Dentes congelados e golpes interrompidos no ar, ao som de minha voz.

Ainda estou caída no chão quando reconheço aquele Morphileon que eu vi na cidade aquela vez provavelmente nós seguiu até aqui, e como tanto eu como Marcelo estávamos fracos não notamos.

Ele está preso pela garganta dentro das garras de Marcelo, quando diz.

_Você falar Morphileon?
A mesma pergunta idiota que ele fez da última vez.
Eu ranjo os dentes e fico de joelhos, meu corpo está doendo muito.
_Eu falar Morphileon. E espero que entenda o que vou dizer. -Rosno através do Eco- vá buscar a porra do meu cavalo que você assustou seu - agora grito - idiotaaaaaa!!!!

O homem de olhos como brasas ergue-se e se afasta de Marcelo com um pulo entre as árvores, instantaneamente desaparece. Marcelo está parado, me olhando, a surpresa desenhada em sua face. O eco do confronto ainda ressoa no ar, enquanto a incerteza do que acabou de acontecer paira entre nós.

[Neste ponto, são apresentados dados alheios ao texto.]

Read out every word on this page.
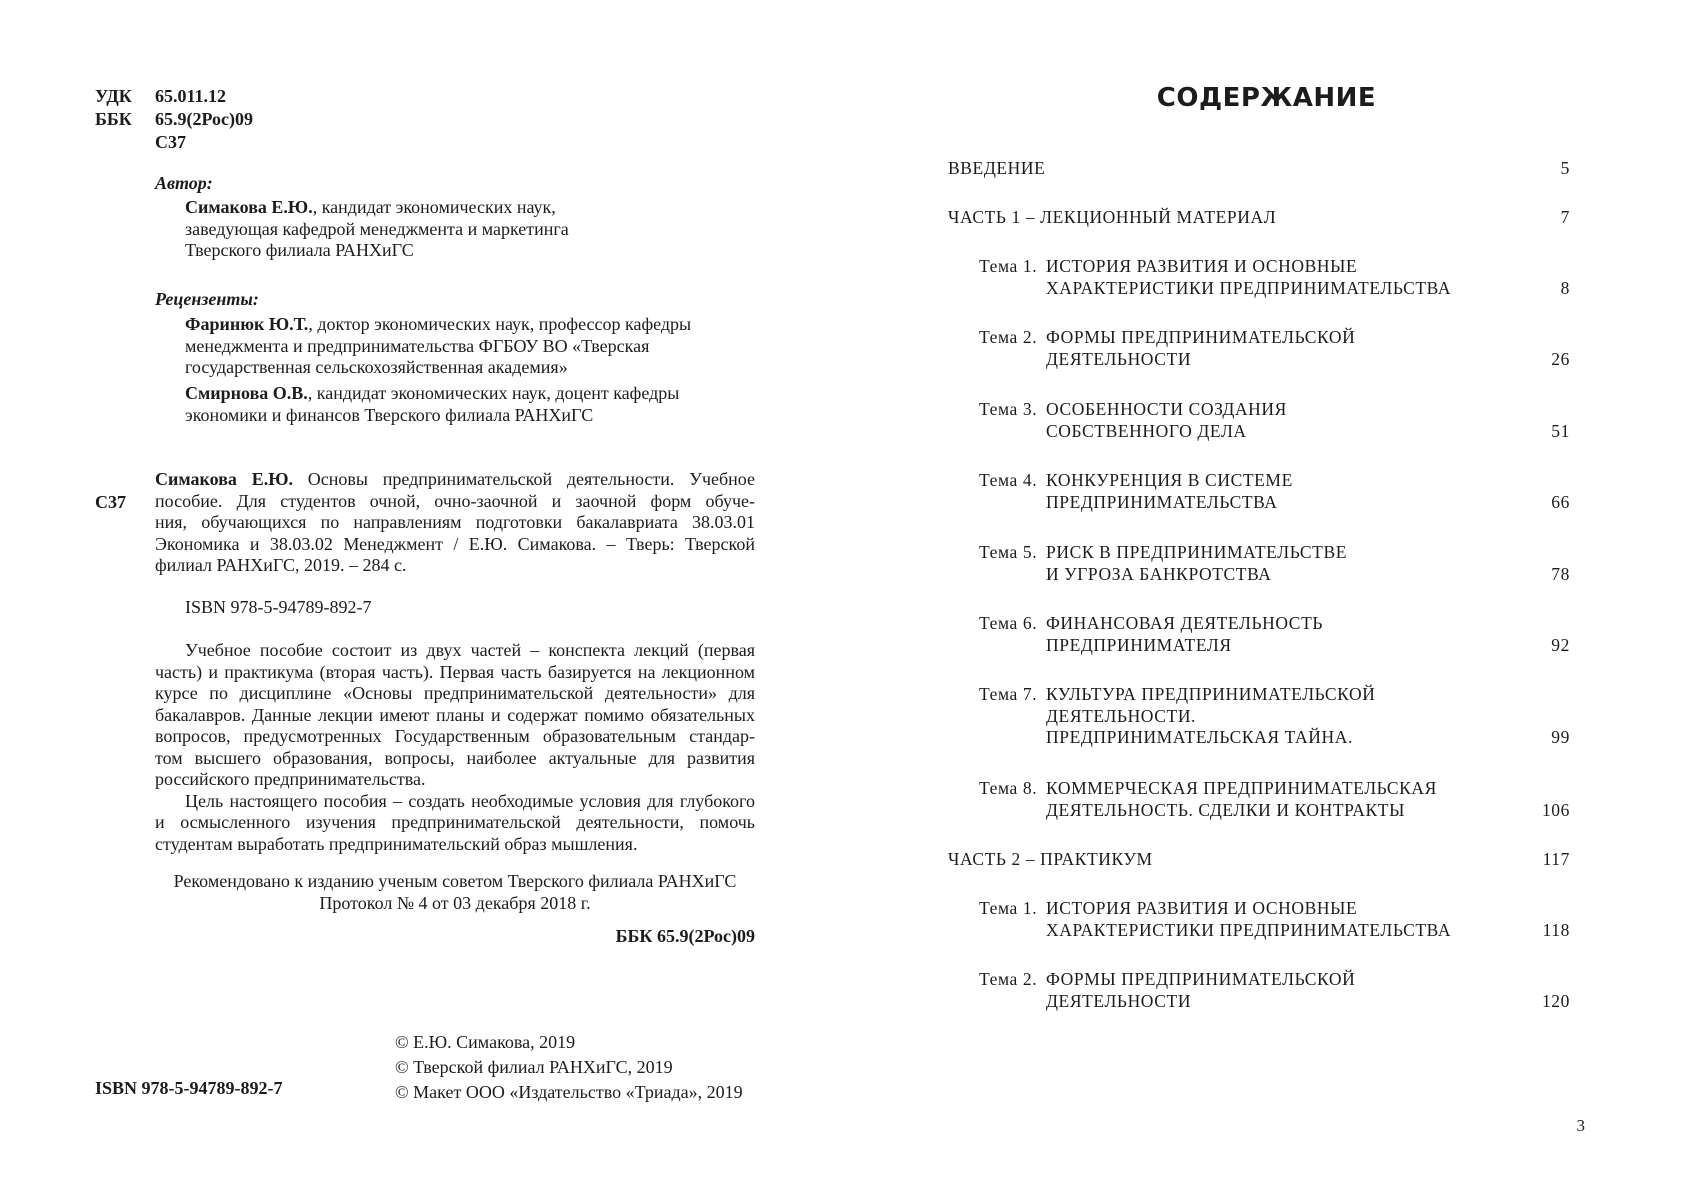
УДК	65.011.12
ББК	65.9(2Рос)09
С37
Автор:
Симакова Е.Ю., кандидат экономических наук,
заведующая кафедрой менеджмента и маркетинга
Тверского филиала РАНХиГС
Рецензенты:
Фаринюк Ю.Т., доктор экономических наук, профессор кафедры
менеджмента и предпринимательства ФГБОУ ВО «Тверская
государственная сельскохозяйственная академия»
Смирнова О.В., кандидат экономических наук, доцент кафедры
экономики и финансов Тверского филиала РАНХиГС
С37
Симакова Е.Ю. Основы предпринимательской деятельности. Учебное
пособие. Для студентов очной, очно-заочной и заочной форм обуче-
ния, обучающихся по направлениям подготовки бакалавриата 38.03.01
Экономика и 38.03.02 Менеджмент / Е.Ю. Симакова. – Тверь: Тверской
филиал РАНХиГС, 2019. – 284 с.
ISBN 978-5-94789-892-7
Учебное пособие состоит из двух частей – конспекта лекций (первая
часть) и практикума (вторая часть). Первая часть базируется на лекционном
курсе по дисциплине «Основы предпринимательской деятельности» для
бакалавров. Данные лекции имеют планы и содержат помимо обязательных
вопросов, предусмотренных Государственным образовательным стандар-
том высшего образования, вопросы, наиболее актуальные для развития
российского предпринимательства.
Цель настоящего пособия – создать необходимые условия для глубокого
и осмысленного изучения предпринимательской деятельности, помочь
студентам выработать предпринимательский образ мышления.
Рекомендовано к изданию ученым советом Тверского филиала РАНХиГС
Протокол № 4 от 03 декабря 2018 г.
ББК 65.9(2Рос)09
ISBN 978-5-94789-892-7
© Е.Ю. Симакова, 2019
© Тверской филиал РАНХиГС, 2019
© Макет ООО «Издательство «Триада», 2019
СОДЕРЖАНИЕ
ВВЕДЕНИЕ	5
ЧАСТЬ 1 – ЛЕКЦИОННЫЙ МАТЕРИАЛ	7
Тема 1. ИСТОРИЯ РАЗВИТИЯ И ОСНОВНЫЕ
ХАРАКТЕРИСТИКИ ПРЕДПРИНИМАТЕЛЬСТВА	8
Тема 2. ФОРМЫ ПРЕДПРИНИМАТЕЛЬСКОЙ
ДЕЯТЕЛЬНОСТИ	26
Тема 3. ОСОБЕННОСТИ СОЗДАНИЯ
СОБСТВЕННОГО ДЕЛА	51
Тема 4. КОНКУРЕНЦИЯ В СИСТЕМЕ
ПРЕДПРИНИМАТЕЛЬСТВА	66
Тема 5. РИСК В ПРЕДПРИНИМАТЕЛЬСТВЕ
И УГРОЗА БАНКРОТСТВА	78
Тема 6. ФИНАНСОВАЯ ДЕЯТЕЛЬНОСТЬ
ПРЕДПРИНИМАТЕЛЯ	92
Тема 7. КУЛЬТУРА ПРЕДПРИНИМАТЕЛЬСКОЙ
ДЕЯТЕЛЬНОСТИ.
ПРЕДПРИНИМАТЕЛЬСКАЯ ТАЙНА.	99
Тема 8. КОММЕРЧЕСКАЯ ПРЕДПРИНИМАТЕЛЬСКАЯ
ДЕЯТЕЛЬНОСТЬ. СДЕЛКИ И КОНТРАКТЫ	106
ЧАСТЬ 2 – ПРАКТИКУМ	117
Тема 1. ИСТОРИЯ РАЗВИТИЯ И ОСНОВНЫЕ
ХАРАКТЕРИСТИКИ ПРЕДПРИНИМАТЕЛЬСТВА	118
Тема 2. ФОРМЫ ПРЕДПРИНИМАТЕЛЬСКОЙ
ДЕЯТЕЛЬНОСТИ	120
3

Embora eu pudesse até considerar me gabar pela maneira superior como lidei com a situação, somos interrompidos pelos choramingos de Emerson, que ecoam do mato para onde foi lançado. Nos apressamos em sua direção, a urgência em nossos passos substituindo qualquer traço de autorreflexão momentânea. O instinto paternal e a preocupação imediata dominam, relegando o orgulho momentâneo a segundo plano diante da necessidade iminente de cuidar do nosso filho.